In balance with their natural habitats, skunks and raccoons play important roles as predators in their ecosystems. Even today, they’re significant controllers of agricultural and lawn pests. But while many native species with specialized dietary and habitat requirements have fallen victim to encroaching civilization, skunks and raccoons — adaptable generalists — have flourished.
In many suburban and urban areas, given a bounty of food and shelter, and a lack of predators (including humans) the populations of raccoons and skunks have exploded, reaching densities two or more times that of their country counterparts. So it is that more and more city dwellers are encountering the animals, or at least their crash-bang-bumps in the night. The animals’ excess populations also spill into rural regions, causing a biological ripple effect that impacts countless songbirds, ducks, frogs, geese and a variety of other species — some of which, such as sea turtles, are already endangered or threatened. Plus, of course, their abnormal densities promote the spread of diseases such as distemper and rabies among their own species and, potentially, to others (see “Skunks, Raccoons and Rabies,” below).
Before you condemn skunks and raccoons, though, consider this: We’re the ones who’ve cleared their sheltering forests, destroyed their den sites, polluted their waterways, killed off many of their natural food sources, and otherwise upset the balance of their native environments.
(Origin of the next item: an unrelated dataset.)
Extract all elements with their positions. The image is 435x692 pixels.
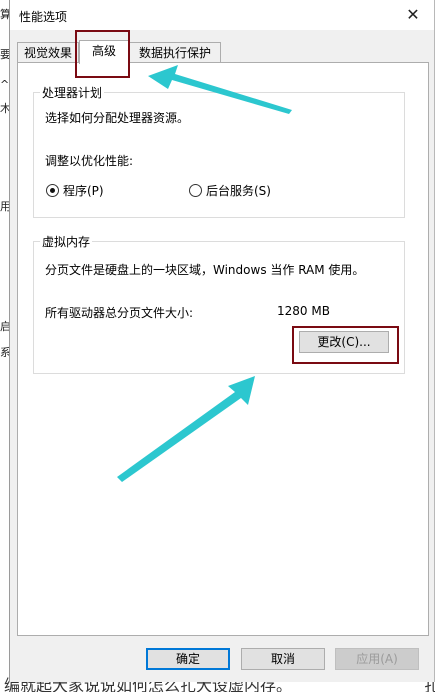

The next time a skunk or raccoon comes clambering around your home at night in search of food or shelter, ask yourself: Who’s the real invader?
Skunks, Raccoons and Rabies
Raccoons and skunks are among the primary hosts of rabies in the United States. In numbers of reported cases of rabies in wildlife in 2006, raccoons ranked No. 1 (2,615 cases) and skunks No. 3 (1,494 cases). Bats were second (1,692); foxes a distant fourth (427). Rabid skunks are most common in the Midwest and West; rabid raccoons in the East and Southeast. But no state in the continental United States is rabies-free.
The good news is rabid wild animals are rarely a direct threat to humans. In most cases, a dog or cat contracts rabies in a run-in with an infected animal, and then passes it on to a human through a bite. Keeping your pets vaccinated against rabies is the first step toward protecting both them and you. In addition, you can help keep the populations of raccoons and skunks under control, and thus reduce the risk of disease, by preventing access to human food and shelter. Discourage them from visiting your back yard by moving trash cans, pet food and bird feeders indoors at night. Never feed a wild animal on purpose. Close up openings to attics, crawl spaces and outbuildings. And remember: Skunks, raccoons and other wild animals are interesting to watch — but keep your distance.